Cybersecurity researchers at PenTest Partners have uncovered a severe privacy bug in a Fisher Price Chatter Bluetooth phone that allows spying on users.
Fisher-Price is a popular kids’ toys brand owned by the Barbie-giant Mattel Inc., but the 2021 version was designed for adults that connects to a smartphone and can be used as a speaker phone or to make calls.
The phone is the Fisher Price Chatter Special Edition called “60G LTE” – which stands for “60 great years, Let’s Talk Everywhere” and an infomercial for the handset opens with “The past has finally arrived” before mocking mobile phone ads quite nicely.
The device uses Bluetooth Classic failing in implementing a secure pairing process, which means it connects with any pairing request device, and the attacker can listen to whatever is said within range of the Chatter’s microphone. Experts also discovered that if the phone handset is left off, it will auto-answer any call to a connected smartphone.
“When powered on, it just connects to any Bluetooth device in range that requests to pair,” researchers explained in a blog post. “Some nearby (next door house, next apartment, street outside) can connect their own Bluetooth audio device (smartphone/laptop, etc.) and use it to bug their neighbors.”
PenTest Partners reported the vulnerabilities to Mattel to explain why Chatter’s security is so fragile and recommended the firm improve the pairing process or turn it off as the easiest mitigation. The company replied that the device was an adult toy and not for use by children.

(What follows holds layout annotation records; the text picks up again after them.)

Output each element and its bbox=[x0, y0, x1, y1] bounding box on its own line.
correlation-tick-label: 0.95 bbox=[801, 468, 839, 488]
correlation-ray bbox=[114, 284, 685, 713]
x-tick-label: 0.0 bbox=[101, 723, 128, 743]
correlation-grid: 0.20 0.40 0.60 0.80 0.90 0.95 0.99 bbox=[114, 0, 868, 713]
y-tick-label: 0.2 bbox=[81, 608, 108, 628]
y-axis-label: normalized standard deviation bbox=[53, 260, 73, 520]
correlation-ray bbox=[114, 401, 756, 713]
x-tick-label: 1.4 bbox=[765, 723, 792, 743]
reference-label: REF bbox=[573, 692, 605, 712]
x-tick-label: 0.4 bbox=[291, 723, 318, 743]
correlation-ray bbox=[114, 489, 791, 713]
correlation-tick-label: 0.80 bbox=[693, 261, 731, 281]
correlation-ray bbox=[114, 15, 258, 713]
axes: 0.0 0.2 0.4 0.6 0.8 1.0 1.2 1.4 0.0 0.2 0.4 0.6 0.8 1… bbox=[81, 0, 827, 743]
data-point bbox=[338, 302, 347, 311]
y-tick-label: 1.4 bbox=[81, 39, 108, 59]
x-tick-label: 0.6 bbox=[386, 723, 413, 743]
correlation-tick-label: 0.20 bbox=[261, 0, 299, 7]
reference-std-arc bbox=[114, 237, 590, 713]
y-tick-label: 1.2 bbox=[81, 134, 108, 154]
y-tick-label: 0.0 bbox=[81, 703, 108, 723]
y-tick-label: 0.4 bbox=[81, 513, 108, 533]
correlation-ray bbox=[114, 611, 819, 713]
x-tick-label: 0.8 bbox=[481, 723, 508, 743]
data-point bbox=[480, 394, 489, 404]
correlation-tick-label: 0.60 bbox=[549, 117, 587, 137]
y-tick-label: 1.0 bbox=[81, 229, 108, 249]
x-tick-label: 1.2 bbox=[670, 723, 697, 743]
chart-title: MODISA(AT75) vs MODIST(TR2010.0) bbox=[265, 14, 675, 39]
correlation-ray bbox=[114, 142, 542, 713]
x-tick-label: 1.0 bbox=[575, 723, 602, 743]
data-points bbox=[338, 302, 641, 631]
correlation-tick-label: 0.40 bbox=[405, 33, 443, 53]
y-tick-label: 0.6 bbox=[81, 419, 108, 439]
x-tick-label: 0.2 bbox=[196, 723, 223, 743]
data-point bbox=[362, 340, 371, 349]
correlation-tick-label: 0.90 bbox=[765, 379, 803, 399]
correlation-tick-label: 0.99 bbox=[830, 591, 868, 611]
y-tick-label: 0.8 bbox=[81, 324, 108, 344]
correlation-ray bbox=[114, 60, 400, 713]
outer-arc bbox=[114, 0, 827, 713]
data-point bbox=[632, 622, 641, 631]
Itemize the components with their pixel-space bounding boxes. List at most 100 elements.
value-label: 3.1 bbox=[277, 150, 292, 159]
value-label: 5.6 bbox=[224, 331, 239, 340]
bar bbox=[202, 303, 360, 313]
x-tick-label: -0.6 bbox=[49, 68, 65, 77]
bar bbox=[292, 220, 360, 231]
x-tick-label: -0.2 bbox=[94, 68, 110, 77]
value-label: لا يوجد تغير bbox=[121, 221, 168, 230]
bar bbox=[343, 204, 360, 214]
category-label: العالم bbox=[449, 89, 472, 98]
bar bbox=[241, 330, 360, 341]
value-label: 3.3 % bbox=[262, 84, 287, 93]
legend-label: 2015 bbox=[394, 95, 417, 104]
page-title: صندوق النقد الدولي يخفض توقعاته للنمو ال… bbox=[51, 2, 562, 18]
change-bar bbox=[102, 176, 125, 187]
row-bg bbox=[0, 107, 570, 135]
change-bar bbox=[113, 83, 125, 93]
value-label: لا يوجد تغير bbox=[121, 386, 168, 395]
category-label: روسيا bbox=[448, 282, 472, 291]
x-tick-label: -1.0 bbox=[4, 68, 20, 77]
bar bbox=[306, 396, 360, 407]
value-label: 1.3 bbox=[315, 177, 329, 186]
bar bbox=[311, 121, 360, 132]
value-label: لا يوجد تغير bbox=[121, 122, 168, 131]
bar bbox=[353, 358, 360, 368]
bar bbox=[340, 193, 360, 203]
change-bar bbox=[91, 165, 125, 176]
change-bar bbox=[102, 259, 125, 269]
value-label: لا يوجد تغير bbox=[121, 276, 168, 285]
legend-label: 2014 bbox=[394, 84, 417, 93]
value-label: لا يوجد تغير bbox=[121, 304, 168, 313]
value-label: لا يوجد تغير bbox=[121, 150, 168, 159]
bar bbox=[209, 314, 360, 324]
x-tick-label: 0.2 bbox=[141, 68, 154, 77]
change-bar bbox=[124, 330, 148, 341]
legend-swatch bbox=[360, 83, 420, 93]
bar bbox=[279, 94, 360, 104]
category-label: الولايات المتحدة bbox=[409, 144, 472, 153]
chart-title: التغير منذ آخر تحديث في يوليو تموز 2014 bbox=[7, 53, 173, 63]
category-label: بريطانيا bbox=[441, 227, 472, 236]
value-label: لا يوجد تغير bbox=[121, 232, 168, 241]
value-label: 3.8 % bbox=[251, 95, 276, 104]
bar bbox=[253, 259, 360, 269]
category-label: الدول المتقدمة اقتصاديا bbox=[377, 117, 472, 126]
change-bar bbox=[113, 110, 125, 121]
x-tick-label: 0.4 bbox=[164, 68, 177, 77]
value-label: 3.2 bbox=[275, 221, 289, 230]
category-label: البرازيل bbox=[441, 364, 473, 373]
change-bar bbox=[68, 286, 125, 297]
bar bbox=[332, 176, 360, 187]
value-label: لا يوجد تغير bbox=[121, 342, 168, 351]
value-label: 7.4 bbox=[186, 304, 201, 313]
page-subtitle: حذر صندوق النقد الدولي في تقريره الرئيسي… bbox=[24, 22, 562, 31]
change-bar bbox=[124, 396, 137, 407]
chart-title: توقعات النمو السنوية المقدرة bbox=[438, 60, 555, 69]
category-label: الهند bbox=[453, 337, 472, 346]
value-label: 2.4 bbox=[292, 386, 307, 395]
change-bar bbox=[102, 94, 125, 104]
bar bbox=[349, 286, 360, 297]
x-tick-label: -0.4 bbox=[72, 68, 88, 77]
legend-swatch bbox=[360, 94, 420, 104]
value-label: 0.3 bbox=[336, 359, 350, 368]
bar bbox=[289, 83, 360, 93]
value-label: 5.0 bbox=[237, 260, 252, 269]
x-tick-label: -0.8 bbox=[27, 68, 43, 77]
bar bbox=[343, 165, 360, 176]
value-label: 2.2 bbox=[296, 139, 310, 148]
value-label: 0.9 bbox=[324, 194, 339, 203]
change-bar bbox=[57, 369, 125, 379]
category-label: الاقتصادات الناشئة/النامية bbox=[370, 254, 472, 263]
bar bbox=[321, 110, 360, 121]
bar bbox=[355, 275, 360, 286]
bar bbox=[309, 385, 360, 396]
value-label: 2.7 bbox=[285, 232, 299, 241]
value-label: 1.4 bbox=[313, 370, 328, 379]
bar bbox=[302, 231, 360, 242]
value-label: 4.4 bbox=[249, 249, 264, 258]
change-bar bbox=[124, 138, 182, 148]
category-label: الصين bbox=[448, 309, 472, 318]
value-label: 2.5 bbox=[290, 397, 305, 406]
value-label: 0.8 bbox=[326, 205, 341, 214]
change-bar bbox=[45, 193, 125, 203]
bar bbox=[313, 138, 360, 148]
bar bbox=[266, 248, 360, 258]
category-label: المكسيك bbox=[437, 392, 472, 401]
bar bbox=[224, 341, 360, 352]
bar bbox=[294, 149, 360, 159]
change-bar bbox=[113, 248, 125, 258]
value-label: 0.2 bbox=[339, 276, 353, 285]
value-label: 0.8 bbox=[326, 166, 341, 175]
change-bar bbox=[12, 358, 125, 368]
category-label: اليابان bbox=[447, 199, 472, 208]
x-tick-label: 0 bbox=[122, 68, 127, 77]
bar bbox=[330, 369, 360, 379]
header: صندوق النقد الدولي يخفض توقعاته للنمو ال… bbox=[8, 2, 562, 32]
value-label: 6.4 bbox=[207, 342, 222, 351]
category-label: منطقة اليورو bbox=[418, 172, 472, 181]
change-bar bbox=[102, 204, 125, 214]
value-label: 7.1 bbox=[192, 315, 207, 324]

“During initial exchanges, Mattel indicated that it was an adult toy and not for use by children. We find it hard to believe that children will not be given a phone to play with after the novelty wears off with the adult! Further, some of the audio bugging issues do not require the interaction of a child or adult,” concludes the post.
The researchers have suggested that adults thoroughly examine the phone to mitigate the threats. It includes checking the phone’s Bluetooth paired devices to find any unknown connections besides ensuring the handset of the toy phone remains in place and powering off the phone when not explicitly in use.